Mental Health

Research Links Poorly Ventilated Office Buildings to Lower Work Performance

By Drishya Nair | Update Date: Oct 20, 2012 10:44 AM EDT

Don't blame yourself the next time you doze off between a lecture or in your office amid work, as a new research suggests it could be your office that's at fault.

According to U.S. scientists, their research has revealed that the concentration and decision making abilities in people may get affected due to high amount of carbon dioxide in class rooms and in offices, which generally accommodate a large number of people in a small space.

While typical outdoor concentrations are around 380 parts per million (ppm), indoor concentrations can go up to several thousand ppm, Mail Online reported.

Higher concentration of carbon dioxide indoors is usually due to poor ventilation say researchers.

The research by scientists at the State University of New York and the Lawrence Berkeley National Laboratory at the University of California found that carbon dioxide concentrations in offices don't normally exceed 1,000 ppm, except in meeting rooms, where people gather for long hours. Mayb be that's why it becomes difficult to stay up for a meeting!

The concentration of carbon dioxide frequently exceeds 1,000 ppm in classrooms and sometimes may also exceed 3,000 ppm.

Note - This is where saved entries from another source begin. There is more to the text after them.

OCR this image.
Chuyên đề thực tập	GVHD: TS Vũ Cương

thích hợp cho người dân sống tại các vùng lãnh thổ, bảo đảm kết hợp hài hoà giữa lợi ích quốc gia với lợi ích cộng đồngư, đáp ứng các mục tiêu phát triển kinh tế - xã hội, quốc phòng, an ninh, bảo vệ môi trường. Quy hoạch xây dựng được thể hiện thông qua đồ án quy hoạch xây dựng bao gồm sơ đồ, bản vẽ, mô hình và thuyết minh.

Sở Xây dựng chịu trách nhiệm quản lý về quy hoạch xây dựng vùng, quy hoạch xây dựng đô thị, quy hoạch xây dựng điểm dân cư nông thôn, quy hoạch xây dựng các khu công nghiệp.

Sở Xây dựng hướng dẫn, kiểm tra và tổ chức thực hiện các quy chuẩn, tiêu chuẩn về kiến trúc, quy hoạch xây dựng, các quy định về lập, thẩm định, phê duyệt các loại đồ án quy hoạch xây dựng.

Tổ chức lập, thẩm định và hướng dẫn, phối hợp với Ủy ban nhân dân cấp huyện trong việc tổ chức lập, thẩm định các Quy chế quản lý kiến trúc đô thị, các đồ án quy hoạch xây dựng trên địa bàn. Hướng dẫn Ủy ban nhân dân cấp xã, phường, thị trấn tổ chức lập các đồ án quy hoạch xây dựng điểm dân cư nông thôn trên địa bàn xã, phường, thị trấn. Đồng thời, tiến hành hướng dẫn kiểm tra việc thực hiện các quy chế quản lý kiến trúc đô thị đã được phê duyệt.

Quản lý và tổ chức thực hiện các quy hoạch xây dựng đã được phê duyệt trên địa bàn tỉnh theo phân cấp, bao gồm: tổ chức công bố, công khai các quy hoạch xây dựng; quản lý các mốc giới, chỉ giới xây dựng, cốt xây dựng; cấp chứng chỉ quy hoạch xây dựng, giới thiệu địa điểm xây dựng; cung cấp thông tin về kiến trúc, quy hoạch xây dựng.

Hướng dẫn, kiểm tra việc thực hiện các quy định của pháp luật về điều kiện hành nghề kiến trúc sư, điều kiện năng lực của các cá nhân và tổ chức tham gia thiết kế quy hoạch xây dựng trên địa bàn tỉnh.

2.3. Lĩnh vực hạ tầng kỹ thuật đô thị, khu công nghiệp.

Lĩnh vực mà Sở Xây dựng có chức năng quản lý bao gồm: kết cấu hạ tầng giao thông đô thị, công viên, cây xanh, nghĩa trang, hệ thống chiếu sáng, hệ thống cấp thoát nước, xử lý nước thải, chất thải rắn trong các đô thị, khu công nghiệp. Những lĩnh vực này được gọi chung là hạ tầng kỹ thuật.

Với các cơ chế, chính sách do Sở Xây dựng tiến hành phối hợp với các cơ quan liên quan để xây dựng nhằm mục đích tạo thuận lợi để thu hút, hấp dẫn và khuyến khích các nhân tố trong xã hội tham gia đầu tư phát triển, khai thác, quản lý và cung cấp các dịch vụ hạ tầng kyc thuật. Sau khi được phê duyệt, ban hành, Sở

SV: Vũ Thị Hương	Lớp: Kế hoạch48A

Though this high concentration has not been found to be harmful to the health, it does affect the decision making ability and thinking capabilities of people, the report said.

The researchers said this was the first research findings to have linked high levels of carbon dioxide and a decline in work performance.

"In our field we have always had a dogma that carbon dioxide, at the levels we find in buildings, is just not important and doesn't have any direct impact on people," study co-author and Berkeley scientist William Fisk was quoted as saying by Mail Online.

"So these results, which were quite unambiguous, were surprising."

During their research, at carbon dioxide levels of 1,000 ppm, volunteers showed a major decline in performance in six out of nine tests conducted by researchers. The performance dropped further when the level rose to 2,500ppm.

"Previous studies have looked at 10,000 ppm and 20,000 ppm; that's the level at which scientists thought effects started," added Dr Fisk's colleague and co-author Mark Mendell. "That's why these findings are so startling."

Researchers say, that even students who sit in poorly ventilated rooms could be at disadvantage, even though the current study tested work performance and not learning.

Although there needs to be further studies conducted to conclude the results, researchers point to possible economic consequences of energy-efficient buildings, the report said.

"As there's a drive for increasing energy efficiency, there's a push for making buildings tighter and less expensive to run," said Dr Mendell.

"There's some risk that, in that process, adverse effects on occupants will be ignored. If people can't think or perform as well, that could obviously have adverse economic impacts."

The study was published in the journal Environmental Health Perspectives.